Shared wisdom enabled Mitch to prioritise a more balanced lifestyle, and to give the things that he loved a place in his week.
He made time to restore meaning to his life, and to rekindle loving relationships.
What a beautiful friendship was rekindled and nurtured with Morrie, who becoming the wise elder, imparted so much of his daily learning from the pages of the book of his life.
Your formal learning has brought you to your Graduation this evening.
However, our learnings can continue.
I encourage each of you to be students of life, with your ongoing teacher life itself!
I encourage you to bring your curiosity, interest and compassion to your experiences and encounters.
Be sure to ‘tune in’ to the valuable lessons, available for all of us, each and every day.
In these times, when there is much pressure in the workplace, and people get ‘caught up’, like Mitch, in the whirlwind of their own or management’s expectation, remaining true to yourself and to your goals is important.
Young and keen to contribute, I wish you well.
Don’t wait till, like Mitch, you become overwhelmed.
Remember a place for leisure and pleasure – for what you love being involved in!
What is the ‘music’ in your life that you need to nurture and continue to enjoy to maintain that balance?
I would like to sow a seed for each of you: to seek a wise elder who can be a mentor for, and with, you on your journey of life.

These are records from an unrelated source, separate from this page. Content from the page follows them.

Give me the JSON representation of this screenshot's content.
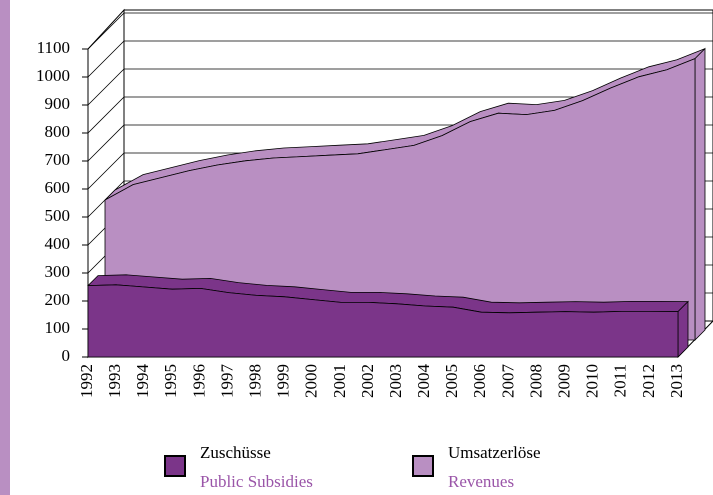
{
  "chart_data": {
    "type": "area3d",
    "categories": [
      "1992",
      "1993",
      "1994",
      "1995",
      "1996",
      "1997",
      "1998",
      "1999",
      "2000",
      "2001",
      "2002",
      "2003",
      "2004",
      "2005",
      "2006",
      "2007",
      "2008",
      "2009",
      "2010",
      "2011",
      "2012",
      "2013"
    ],
    "series": [
      {
        "name": "Zuschüsse",
        "subtitle": "Public Subsidies",
        "color": "#7b3589",
        "values": [
          255,
          258,
          250,
          242,
          245,
          230,
          220,
          215,
          205,
          195,
          195,
          190,
          182,
          178,
          160,
          158,
          160,
          162,
          160,
          163,
          163,
          162
        ]
      },
      {
        "name": "Umsatzerlöse",
        "subtitle": "Revenues",
        "color": "#b98fc2",
        "values": [
          500,
          555,
          580,
          605,
          625,
          640,
          650,
          655,
          660,
          665,
          680,
          695,
          730,
          780,
          810,
          805,
          820,
          855,
          900,
          940,
          965,
          1005
        ]
      }
    ],
    "ylim": [
      0,
      1100
    ],
    "yticks": [
      0,
      100,
      200,
      300,
      400,
      500,
      600,
      700,
      800,
      900,
      1000,
      1100
    ],
    "grid": true
  }
}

You will enjoy the ride even better!
I conclude with this advice that Polonius gave to his son Laertes, and we read in Shakespeare’s Hamlet:
“This above all to thine own self be true, and it must follow as the night the day, thou canst not then be false to anyone.”
Shakespeare: Act 1: Scene 3, Hamlet
Polonius, King Claudius’ chief Minister, giving his son, Laertes, his blessing and advice on how to behave whilst at University.